Pada saat tiba kembali di Jakarta, lewat tengah malam Bung Karno mengundang pertemuan di rumah laksamana Maeda, Panglima Besar Angkatan Laut Jepang di Jawa. Sebelumnya Bung Karno, Bung Hatta dan Laksamana Maeda telah mengadakan pertemuan dengan Jenderal Yamamoto, Kepala Pemerintah Militer Jepang.

Pada pertemuan dini hari di rumah Maeda tersebut, naskah proklamasi dirumuskan. Beberapa anggota PPKI hadir dalam pertemuan tersebut, antara lain. Mr. Achmad Soebarjo Radjiman, Dr Sam Ratulangi, Prof Soepomo, Mr Latuharharry, Dr Boentaran, Mr Iwa Kusumasumantri, sedangkan dari pemuda hadir antara lain, Chaerul Saleh, BM Diah, dan Sukarni.

Bung Karno sudah menyiapkan naskah ringkas yang ditulis tangan. Terjadi perdebatan seru, ada yang mengatakan naskah itu tidak revolusioner. Adapula yang mengatakan bahwa pernyataan itu sangat abstrak dan tidak ada isinya.

Mengingat bahwa pekerjaan ini harus selesai sebelum fajar menyingsing. Mereka kemudian menyepakati naskah yang diusulkan Bung Karno dengan beberapa perubahan ringan. Naskah tersebut lalu diketik oleh Sajuti Melik, seorang pemuda pejuang yang baru saja di bebaskan oleh kempetai dari tahanan di Semarang. Sajuti pada saat itu adalah suami dari SK Trimurti. Nama Melik hanyalah panggilan, karena ketika itu ada dua yang bernama Sajuti. Untuk membedakan, satu di panggil Sajuti Melok, yang lain Sajuti Melik.

Suasana malam menegangkan tampak di beberapa tempat di Jakarta, dimana para pemuda pejuang sedang berkumpul. Mereka semua seperti merasakan Ibu Pertiwi sedang hamil tua. Kelahiran Republik Indonesia sudah semakin dekat. Di Kramat, Kebon Sirih, Cikini, dan di tempat-tempat lain, para pemuda pejuang berkumpul dan bersiap. Merdeka atau Mati!

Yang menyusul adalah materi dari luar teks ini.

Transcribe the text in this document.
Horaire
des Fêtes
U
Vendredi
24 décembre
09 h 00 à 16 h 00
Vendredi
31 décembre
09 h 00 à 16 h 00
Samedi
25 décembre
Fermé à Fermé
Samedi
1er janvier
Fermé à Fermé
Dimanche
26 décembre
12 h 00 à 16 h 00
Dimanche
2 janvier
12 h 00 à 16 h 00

Keesokan paginya, 17 Agustus 1945, beberapa pemimpin Bangsa Indonesia berkumpul di rumah Bung Karno. Tidak salah lagi! Bung Karno sebagai pemimpin Bangsa Indonesia akan menyatakan kedunia luas bahwa Republik Indonesia telah lahir. Bangsa Indonesia telah Merdeka!

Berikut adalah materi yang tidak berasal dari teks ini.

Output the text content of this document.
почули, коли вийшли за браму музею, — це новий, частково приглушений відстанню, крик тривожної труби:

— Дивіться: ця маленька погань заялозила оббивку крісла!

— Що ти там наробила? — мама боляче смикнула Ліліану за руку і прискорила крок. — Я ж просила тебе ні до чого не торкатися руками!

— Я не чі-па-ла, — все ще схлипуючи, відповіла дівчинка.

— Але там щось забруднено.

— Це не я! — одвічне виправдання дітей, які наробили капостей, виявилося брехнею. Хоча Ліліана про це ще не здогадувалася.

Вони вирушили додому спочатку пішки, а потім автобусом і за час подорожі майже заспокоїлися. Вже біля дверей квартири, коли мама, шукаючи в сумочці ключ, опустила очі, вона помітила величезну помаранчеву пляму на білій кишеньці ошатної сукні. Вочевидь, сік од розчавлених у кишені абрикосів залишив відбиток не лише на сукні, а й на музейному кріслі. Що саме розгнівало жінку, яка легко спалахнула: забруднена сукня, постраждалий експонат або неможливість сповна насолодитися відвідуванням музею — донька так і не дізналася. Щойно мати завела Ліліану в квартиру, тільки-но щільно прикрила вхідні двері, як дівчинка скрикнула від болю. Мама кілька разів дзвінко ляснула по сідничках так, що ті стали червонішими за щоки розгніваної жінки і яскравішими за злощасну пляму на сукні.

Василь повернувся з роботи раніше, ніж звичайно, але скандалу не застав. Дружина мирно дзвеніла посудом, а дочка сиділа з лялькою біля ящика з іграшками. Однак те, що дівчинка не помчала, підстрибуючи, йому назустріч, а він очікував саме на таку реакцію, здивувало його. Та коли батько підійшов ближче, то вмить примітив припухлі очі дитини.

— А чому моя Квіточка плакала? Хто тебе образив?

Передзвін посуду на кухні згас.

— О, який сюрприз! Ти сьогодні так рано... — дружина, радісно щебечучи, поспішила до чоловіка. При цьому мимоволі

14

Ia bergabung dengan tamu-tamunya, mengenakan setelan jas putih dari bahan drill dan mengenakan peci. Bung Hatta pun mengenakan setelan jas serupa, tanpa peci. SK Trimurti yang hadir disitu, diminta untuk ikut mengibarkan bendera sebagai representasi perempuan dalam perjuangan Bangsa. Akan tetapi dia menolak karena tidak cukup berjasa untuk memperoleh kehormatan tersebut. Ia hanya membawa bendera yang masih terlipat untuk diserahkan kepada pengibar bendera, setelah itu beliau berdiri disamping Ibu Fatmawati.

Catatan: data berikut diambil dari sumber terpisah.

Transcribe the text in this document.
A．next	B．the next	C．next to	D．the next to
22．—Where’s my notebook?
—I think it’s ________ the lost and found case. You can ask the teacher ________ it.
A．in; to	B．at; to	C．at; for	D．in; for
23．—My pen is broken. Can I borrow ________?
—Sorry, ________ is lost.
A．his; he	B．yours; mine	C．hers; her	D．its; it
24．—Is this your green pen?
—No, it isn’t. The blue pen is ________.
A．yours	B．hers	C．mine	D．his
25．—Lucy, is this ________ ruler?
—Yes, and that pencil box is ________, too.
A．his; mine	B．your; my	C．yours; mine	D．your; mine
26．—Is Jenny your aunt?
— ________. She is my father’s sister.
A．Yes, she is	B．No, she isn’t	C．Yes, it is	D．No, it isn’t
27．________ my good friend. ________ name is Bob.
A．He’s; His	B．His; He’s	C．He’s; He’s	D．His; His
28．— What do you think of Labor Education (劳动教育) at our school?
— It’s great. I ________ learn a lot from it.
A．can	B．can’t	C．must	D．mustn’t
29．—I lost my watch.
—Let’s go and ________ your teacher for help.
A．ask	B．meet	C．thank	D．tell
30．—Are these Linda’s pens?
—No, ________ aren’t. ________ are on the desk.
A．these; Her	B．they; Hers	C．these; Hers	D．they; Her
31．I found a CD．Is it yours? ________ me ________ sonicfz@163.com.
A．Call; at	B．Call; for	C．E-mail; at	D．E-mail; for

Bendera Merah-Putih yang dijahit oleh Ibu Fatmawati kemudian diikatkan ke tali pengerek. Tiang bambu dihalaman rumah Jalan Pegangsaan Timur 56 kini Jalan Proklamasi No. 56 itu sebetulnya terlalu pendek untuk bendera yang berukuran 2x3 meter itu. Pemuda Suhud lalu memegang bendera tersebut, lalu dikerek oleh Pemuda Latief  Hendraningrat yang berseragam PETA.

Semua yang hadir mengiringi kibaran Merah-Putih dengan menyanyikan lagu “Indonesia Raya”. Tak ada yang memimpin lagu, sehingga suara yang dihasilkan terdengar sumbang. Suara sumbang juga disebabkan emosi yang meluap dari para hadirin.

Semua terhenyak memandang Merah-Putih telah berkibar gagah dipuncak tiang bambu. Dalam suasana yang mencekam itu, tepat pukul 10 pagi. Bung Karno mengeluarkan secarik kertas yang terlipat dari saku jasnya, dan kemudian membaca naskah pendek yang telah diketik dan dibubuhi beberapa coretan.